Transaction Documents
These documents formalize the investment agreement and include:
- Investment Agreements/Subscription Agreement: This outlines the agreement between the company and the investor regarding the subscription to shares.
- Shareholders Agreements: Captures the final terms of the investment deal, governing share management and company operations. Any terms not covered by the company’s articles may require amendments.
- Non-disclosure Agreement (NDA): Protects sensitive company information. While essential, requiring investors to sign an NDA might deter them, so it’s often better to limit disclosures to necessary parties like consultants under NDA.
04.
Intellectual Property (IP) Assignments/Registrations
Protecting intellectual property is vital. The company should ensure all innovations, trademarks, and proprietary information are registered and owned by the company. This includes contracts ensuring that any IP developed by employees or contractors belongs to the company. Investors will scrutinize these documents to ensure there are no risks related to IP ownership.
05.
Valuation Report/Certificate
Valuation reports are critical in priced funding rounds, determining the company’s worth and influencing share pricing and investment terms. A registered valuer, appointed with investor consent, usually handles this. The valuation report must transparently present the methods and findings used to establish the company’s value.
06.
KYC (Know Your Customer) Documentation
For receiving investment funds, the company must have a designated bank account and provide KYC documentation such as PAN, certificate of incorporation, and address proof.
07.
Conditions Precedent Compliance Certificate
Investment deals are finalized only when all conditions in the transaction agreements are met. This includes completing due diligence and obtaining necessary approvals. The director must sign a compliance certificate confirming that all conditions have been fulfilled.
08.
Foreign Inward Remittance Certificate (FIRC)
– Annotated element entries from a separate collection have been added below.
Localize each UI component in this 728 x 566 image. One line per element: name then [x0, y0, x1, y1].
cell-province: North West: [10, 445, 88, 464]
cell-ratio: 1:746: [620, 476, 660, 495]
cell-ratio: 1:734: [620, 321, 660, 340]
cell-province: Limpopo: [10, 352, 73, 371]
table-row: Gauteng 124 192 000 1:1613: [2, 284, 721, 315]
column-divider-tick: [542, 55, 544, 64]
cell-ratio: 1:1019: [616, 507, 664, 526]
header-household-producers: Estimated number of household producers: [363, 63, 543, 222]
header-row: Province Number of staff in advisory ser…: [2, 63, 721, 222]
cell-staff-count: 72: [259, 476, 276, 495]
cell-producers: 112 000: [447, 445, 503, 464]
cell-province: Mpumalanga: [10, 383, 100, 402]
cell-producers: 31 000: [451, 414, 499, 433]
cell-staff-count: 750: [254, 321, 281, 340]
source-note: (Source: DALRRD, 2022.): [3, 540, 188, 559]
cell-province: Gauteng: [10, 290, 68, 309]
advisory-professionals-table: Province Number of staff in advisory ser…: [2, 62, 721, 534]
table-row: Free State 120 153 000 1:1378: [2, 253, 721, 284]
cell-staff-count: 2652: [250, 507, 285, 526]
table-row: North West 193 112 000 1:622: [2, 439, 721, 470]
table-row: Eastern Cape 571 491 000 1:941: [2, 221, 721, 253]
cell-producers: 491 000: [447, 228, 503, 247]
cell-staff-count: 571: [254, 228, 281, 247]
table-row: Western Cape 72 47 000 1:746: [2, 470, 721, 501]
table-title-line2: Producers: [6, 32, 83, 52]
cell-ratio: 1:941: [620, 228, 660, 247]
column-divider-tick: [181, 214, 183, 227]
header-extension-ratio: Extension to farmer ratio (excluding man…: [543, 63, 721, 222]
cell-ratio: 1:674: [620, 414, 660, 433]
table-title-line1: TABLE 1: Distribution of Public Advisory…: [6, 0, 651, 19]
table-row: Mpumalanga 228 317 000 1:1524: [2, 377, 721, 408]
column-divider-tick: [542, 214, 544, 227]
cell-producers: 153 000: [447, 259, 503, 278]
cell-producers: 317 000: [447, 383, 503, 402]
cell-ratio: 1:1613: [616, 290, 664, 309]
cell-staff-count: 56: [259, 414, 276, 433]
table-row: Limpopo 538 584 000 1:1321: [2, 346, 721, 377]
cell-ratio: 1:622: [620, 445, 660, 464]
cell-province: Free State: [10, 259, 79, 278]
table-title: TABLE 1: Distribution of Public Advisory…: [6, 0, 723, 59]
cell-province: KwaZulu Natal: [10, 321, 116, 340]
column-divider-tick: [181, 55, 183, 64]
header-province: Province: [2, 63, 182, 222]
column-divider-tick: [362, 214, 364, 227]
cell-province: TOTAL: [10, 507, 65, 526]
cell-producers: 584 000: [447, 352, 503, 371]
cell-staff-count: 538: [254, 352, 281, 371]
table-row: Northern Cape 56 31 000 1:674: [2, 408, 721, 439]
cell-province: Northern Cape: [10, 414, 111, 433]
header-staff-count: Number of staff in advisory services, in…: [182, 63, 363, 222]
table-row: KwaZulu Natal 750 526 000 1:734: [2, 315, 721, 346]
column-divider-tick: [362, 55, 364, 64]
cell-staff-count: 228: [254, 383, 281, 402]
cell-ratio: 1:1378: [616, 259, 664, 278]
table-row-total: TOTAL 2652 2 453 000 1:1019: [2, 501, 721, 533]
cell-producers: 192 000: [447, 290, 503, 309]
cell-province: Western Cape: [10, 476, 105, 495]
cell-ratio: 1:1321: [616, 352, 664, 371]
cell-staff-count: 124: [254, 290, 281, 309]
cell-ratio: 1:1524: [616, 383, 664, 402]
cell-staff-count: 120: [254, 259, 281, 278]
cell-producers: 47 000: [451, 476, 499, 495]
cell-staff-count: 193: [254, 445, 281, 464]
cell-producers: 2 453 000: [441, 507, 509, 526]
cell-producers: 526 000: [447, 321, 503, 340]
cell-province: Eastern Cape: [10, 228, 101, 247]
For international funds, an FIRC is required. This certificate, issued by the authorized dealer bank, confirms the receipt of foreign funds and ensures compliance with legal requirements.
09.
Closing Forms
Post-investment, several statutory forms must be filed to complete the fundraising process:
- DIR-12: For new director appointments.
- FC-GPR: Reporting foreign investment to the RBI.
- Form MGT-14: Filing resolutions related to share issuance.
- Form PAS-3: Documenting the allotment of shares.
- Form PAS-4: Private placement offer letter for shares.
- Share Certificate: Issued to investors as proof of share allotment.
- Form SH-7: For alterations in authorized share capital.